Guidelines for creating effective examples:

  1. Types of examples:

    • Doctests: Use these in API documentation for demonstrating simple usage patterns.

    • User guide examples: Create comprehensive examples that demonstrate functionality in real-world contexts.

  2. Small features: For minor features, for instance when extending existing assets or easying a supported use-case, don’t create standalone examples. Instead, incorporate these into existing relevant documentation where they make sense contextually.

  3. Example content: Focus on demonstrating the core concept rather than exhaustively listing all possible arguments. Show the global idea of how to use the feature effectively.

  4. Dataset selection:

    • Use meaningful, realistic datasets (not synthetic data with artificially high scores)

    • Ensure examples execute efficiently (under a few minutes)
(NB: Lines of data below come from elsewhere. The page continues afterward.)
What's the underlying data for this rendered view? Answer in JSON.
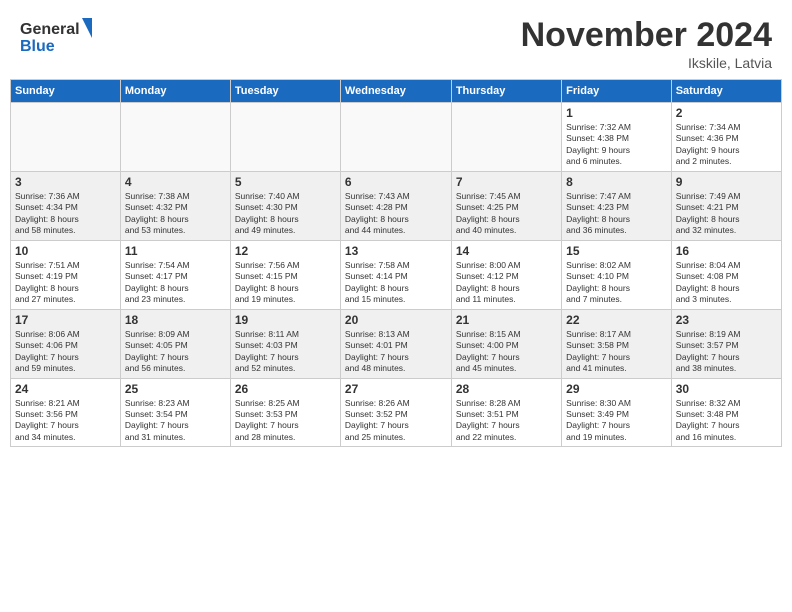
{
  "header": {
    "logo_line1": "General",
    "logo_line2": "Blue",
    "month": "November 2024",
    "location": "Ikskile, Latvia"
  },
  "weekdays": [
    "Sunday",
    "Monday",
    "Tuesday",
    "Wednesday",
    "Thursday",
    "Friday",
    "Saturday"
  ],
  "weeks": [
    [
      {
        "day": "",
        "detail": "",
        "empty": true
      },
      {
        "day": "",
        "detail": "",
        "empty": true
      },
      {
        "day": "",
        "detail": "",
        "empty": true
      },
      {
        "day": "",
        "detail": "",
        "empty": true
      },
      {
        "day": "",
        "detail": "",
        "empty": true
      },
      {
        "day": "1",
        "detail": "Sunrise: 7:32 AM\nSunset: 4:38 PM\nDaylight: 9 hours\nand 6 minutes."
      },
      {
        "day": "2",
        "detail": "Sunrise: 7:34 AM\nSunset: 4:36 PM\nDaylight: 9 hours\nand 2 minutes."
      }
    ],
    [
      {
        "day": "3",
        "detail": "Sunrise: 7:36 AM\nSunset: 4:34 PM\nDaylight: 8 hours\nand 58 minutes."
      },
      {
        "day": "4",
        "detail": "Sunrise: 7:38 AM\nSunset: 4:32 PM\nDaylight: 8 hours\nand 53 minutes."
      },
      {
        "day": "5",
        "detail": "Sunrise: 7:40 AM\nSunset: 4:30 PM\nDaylight: 8 hours\nand 49 minutes."
      },
      {
        "day": "6",
        "detail": "Sunrise: 7:43 AM\nSunset: 4:28 PM\nDaylight: 8 hours\nand 44 minutes."
      },
      {
        "day": "7",
        "detail": "Sunrise: 7:45 AM\nSunset: 4:25 PM\nDaylight: 8 hours\nand 40 minutes."
      },
      {
        "day": "8",
        "detail": "Sunrise: 7:47 AM\nSunset: 4:23 PM\nDaylight: 8 hours\nand 36 minutes."
      },
      {
        "day": "9",
        "detail": "Sunrise: 7:49 AM\nSunset: 4:21 PM\nDaylight: 8 hours\nand 32 minutes."
      }
    ],
    [
      {
        "day": "10",
        "detail": "Sunrise: 7:51 AM\nSunset: 4:19 PM\nDaylight: 8 hours\nand 27 minutes."
      },
      {
        "day": "11",
        "detail": "Sunrise: 7:54 AM\nSunset: 4:17 PM\nDaylight: 8 hours\nand 23 minutes."
      },
      {
        "day": "12",
        "detail": "Sunrise: 7:56 AM\nSunset: 4:15 PM\nDaylight: 8 hours\nand 19 minutes."
      },
      {
        "day": "13",
        "detail": "Sunrise: 7:58 AM\nSunset: 4:14 PM\nDaylight: 8 hours\nand 15 minutes."
      },
      {
        "day": "14",
        "detail": "Sunrise: 8:00 AM\nSunset: 4:12 PM\nDaylight: 8 hours\nand 11 minutes."
      },
      {
        "day": "15",
        "detail": "Sunrise: 8:02 AM\nSunset: 4:10 PM\nDaylight: 8 hours\nand 7 minutes."
      },
      {
        "day": "16",
        "detail": "Sunrise: 8:04 AM\nSunset: 4:08 PM\nDaylight: 8 hours\nand 3 minutes."
      }
    ],
    [
      {
        "day": "17",
        "detail": "Sunrise: 8:06 AM\nSunset: 4:06 PM\nDaylight: 7 hours\nand 59 minutes."
      },
      {
        "day": "18",
        "detail": "Sunrise: 8:09 AM\nSunset: 4:05 PM\nDaylight: 7 hours\nand 56 minutes."
      },
      {
        "day": "19",
        "detail": "Sunrise: 8:11 AM\nSunset: 4:03 PM\nDaylight: 7 hours\nand 52 minutes."
      },
      {
        "day": "20",
        "detail": "Sunrise: 8:13 AM\nSunset: 4:01 PM\nDaylight: 7 hours\nand 48 minutes."
      },
      {
        "day": "21",
        "detail": "Sunrise: 8:15 AM\nSunset: 4:00 PM\nDaylight: 7 hours\nand 45 minutes."
      },
      {
        "day": "22",
        "detail": "Sunrise: 8:17 AM\nSunset: 3:58 PM\nDaylight: 7 hours\nand 41 minutes."
      },
      {
        "day": "23",
        "detail": "Sunrise: 8:19 AM\nSunset: 3:57 PM\nDaylight: 7 hours\nand 38 minutes."
      }
    ],
    [
      {
        "day": "24",
        "detail": "Sunrise: 8:21 AM\nSunset: 3:56 PM\nDaylight: 7 hours\nand 34 minutes."
      },
      {
        "day": "25",
        "detail": "Sunrise: 8:23 AM\nSunset: 3:54 PM\nDaylight: 7 hours\nand 31 minutes."
      },
      {
        "day": "26",
        "detail": "Sunrise: 8:25 AM\nSunset: 3:53 PM\nDaylight: 7 hours\nand 28 minutes."
      },
      {
        "day": "27",
        "detail": "Sunrise: 8:26 AM\nSunset: 3:52 PM\nDaylight: 7 hours\nand 25 minutes."
      },
      {
        "day": "28",
        "detail": "Sunrise: 8:28 AM\nSunset: 3:51 PM\nDaylight: 7 hours\nand 22 minutes."
      },
      {
        "day": "29",
        "detail": "Sunrise: 8:30 AM\nSunset: 3:49 PM\nDaylight: 7 hours\nand 19 minutes."
      },
      {
        "day": "30",
        "detail": "Sunrise: 8:32 AM\nSunset: 3:48 PM\nDaylight: 7 hours\nand 16 minutes."
      }
    ]
  ]
}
    • Prefer built-in or easily downloadable datasets

    • If downloading data, include clear code for this process

Contributing to the README#

The README.md file can be modified and is part of the documentation (although it is not included in the online documentation). This file is used to be presented on PyPI.

Pull Request Checklist#

Before marking your pull request as ready for review, ensure you have:

  1. Created or updated unit tests for your changes

  2. Run all tests locally and verified they pass

  3. Updated documentation if necessary

  4. Make sure the documentation can be ran without warning nor failure.

  5. Run pre-commit hooks on your code

  6. Signed all your commits

This checklist helps maintain code quality and ensures a smooth review process.